To name some brands, I looked at Buck, Gerber and Schrade folding and fixed blades in the $20 to $35 range and settled on one knife --the Buck Mini Mentor. But taking a close inspection, the handle material had been done sloppily, as had the grind bevels--they didn't look even! Additionally, the bevels had a striated appearance, much like a very rough belt/wheel was used to grind it and wasn't followed up by a finer one. It just didn't look suitable and for $20+tax I just felt I should keep looking.

Enter the Clipper. Like I said, $14.80 and I got to know what steel it was in (thanks you guys for your input on 12C27). I was, however, taking a risk by not being able to examine it b/f buying, but I put that to rest when I considered that Mr. Mattis probably wouldn't sell me a piece of junk. That aside, I was extremely pleased when I got the knife. James' caption next to the knife downplays the knife a lot, I think.

The Clipper has what I estimate to be about a 4-4 1/2" blade in what appears to be a tradtional Mora shape. The blade surfaces are mirror polished and there is only a primary grind--no secondary bevels. It starts about halfway down and culminates in a nice, sharp cutting surface. As for the handle, it has a thick plastic "guard" and an equally thick plastic buttcap. In between is a palm swelled rubber grip fits my hand comfortably in all grips and produces no hot spots. Who would have thought such cheap materials could come together so well?

The sheath's a simple affair, an "ugly molded plastic sheath" as James puts it. It does, however, do what it's supposed to, and that is keep the knife in place. It utilizes an internal notch to retain the knife, and if you were so inclined, you could carry the thing upside down a la Kydex. You'd need sticky velcro, though, as the sheath is molded such that it only has a belt clip as it's only attachment point.

Now for it's performance. No I didn't bang it on anything--I feel you should use the appropriate tool for the job--sorry. Besides, I didn't intend to limb trees or cut bricks or anything like that. I needed a knife that would aid in food prepping, cut paracord/twine/rope, cut open bags/packages, and do anything else that came to mind. In these categories, the knife performed w/ aplomb. It sliced thick french bread clear through w/ minimal pressure (probably due to the knife's medium width and flat grind), cut cord just as easily, cut meat really well, and even helped me cut oysters from their shells (helped me pry the shells open when they wouldn't do it on their own on the grill, too!). I even threw it into the sand, but not very hard. I also stabbed it (again, not REALLY hard) into some driftwood and carved stuff into it. Finally, I also had the gumption see how well it'd clip those tiny branches off of would-be walking staves! All this w/ no dulling whatsoever. That may not seem like much work to lots of you, but as I've never had experience w/ 12C27, and since my STIFF KISS last year dulled before half of that stuff was done ($20 for that knife!), I was expecting the Clipper to need retouching. No dice on that, I'm happy to say. I even got sea water on it and left it out in the dewy morning and it didn't rust or show any signs of wanting to do so.
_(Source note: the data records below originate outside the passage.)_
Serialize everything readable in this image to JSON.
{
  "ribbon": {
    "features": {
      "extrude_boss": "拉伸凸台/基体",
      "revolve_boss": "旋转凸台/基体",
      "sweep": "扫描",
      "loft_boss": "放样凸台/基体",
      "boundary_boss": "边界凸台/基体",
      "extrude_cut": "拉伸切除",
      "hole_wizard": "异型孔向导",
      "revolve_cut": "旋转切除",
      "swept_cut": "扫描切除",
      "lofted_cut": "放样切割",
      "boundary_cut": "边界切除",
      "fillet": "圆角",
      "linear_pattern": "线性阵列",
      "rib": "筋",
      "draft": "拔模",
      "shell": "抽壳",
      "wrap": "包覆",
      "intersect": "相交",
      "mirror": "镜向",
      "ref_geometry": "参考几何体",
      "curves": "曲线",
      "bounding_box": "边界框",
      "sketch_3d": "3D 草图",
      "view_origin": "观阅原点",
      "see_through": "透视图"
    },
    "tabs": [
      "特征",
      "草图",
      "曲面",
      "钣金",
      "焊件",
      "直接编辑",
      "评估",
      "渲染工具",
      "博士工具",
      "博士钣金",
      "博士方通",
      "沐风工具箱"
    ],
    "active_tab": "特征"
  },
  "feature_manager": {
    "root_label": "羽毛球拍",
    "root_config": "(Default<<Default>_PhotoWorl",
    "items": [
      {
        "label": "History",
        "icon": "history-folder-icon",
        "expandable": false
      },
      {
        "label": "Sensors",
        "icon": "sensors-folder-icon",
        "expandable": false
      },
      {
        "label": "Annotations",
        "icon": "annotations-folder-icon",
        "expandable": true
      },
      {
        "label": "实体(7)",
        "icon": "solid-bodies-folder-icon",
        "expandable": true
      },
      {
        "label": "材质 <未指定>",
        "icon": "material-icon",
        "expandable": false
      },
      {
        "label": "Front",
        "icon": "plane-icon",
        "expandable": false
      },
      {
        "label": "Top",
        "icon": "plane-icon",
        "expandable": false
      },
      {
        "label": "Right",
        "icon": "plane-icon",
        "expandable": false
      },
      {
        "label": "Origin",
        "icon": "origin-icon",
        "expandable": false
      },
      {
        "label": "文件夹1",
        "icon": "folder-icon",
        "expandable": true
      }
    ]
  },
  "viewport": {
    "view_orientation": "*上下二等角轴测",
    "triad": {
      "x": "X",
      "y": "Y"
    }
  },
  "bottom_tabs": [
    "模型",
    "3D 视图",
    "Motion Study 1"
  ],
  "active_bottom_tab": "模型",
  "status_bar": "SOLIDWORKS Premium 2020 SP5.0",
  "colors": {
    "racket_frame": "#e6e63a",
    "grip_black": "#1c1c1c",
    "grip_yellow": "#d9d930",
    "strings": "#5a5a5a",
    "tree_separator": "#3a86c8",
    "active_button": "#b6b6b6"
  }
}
All in all, I'm not only pleased w/ this knife, I'm impressed and I think it'd make a great knife for fishing, what I used it for, and would susect that it'd make a great boning knife in a pinch (my girlfriend has the kind of boning knife that the USDA uses) For that amount of money, I think I'll get another. A comment about the steel, too: Someone else noted this, and I'd just like to confirm it. The steel is SMOOTH. If you've ever handled it and then handled another steel, even ATS-34, there's something about it's texture and near lack-of, that really makes this knife kinda stick out. The Mini Mentor looked rough outright, as do many other knives in the lower end range, but the Clipper is smooth all around. By this I mean when I sliced things w/ it, it actually sliced; no retouching or regrinding, it simply slid thorugh the material and parted it. Even w/ some of my sharpest knives I feel a little resistance, but no w/ the 12C27. I believe this has something to do w/ the carbide size, as another person said, and maybe this also has something to do w/ the knife not dulling much, but I'm not sure.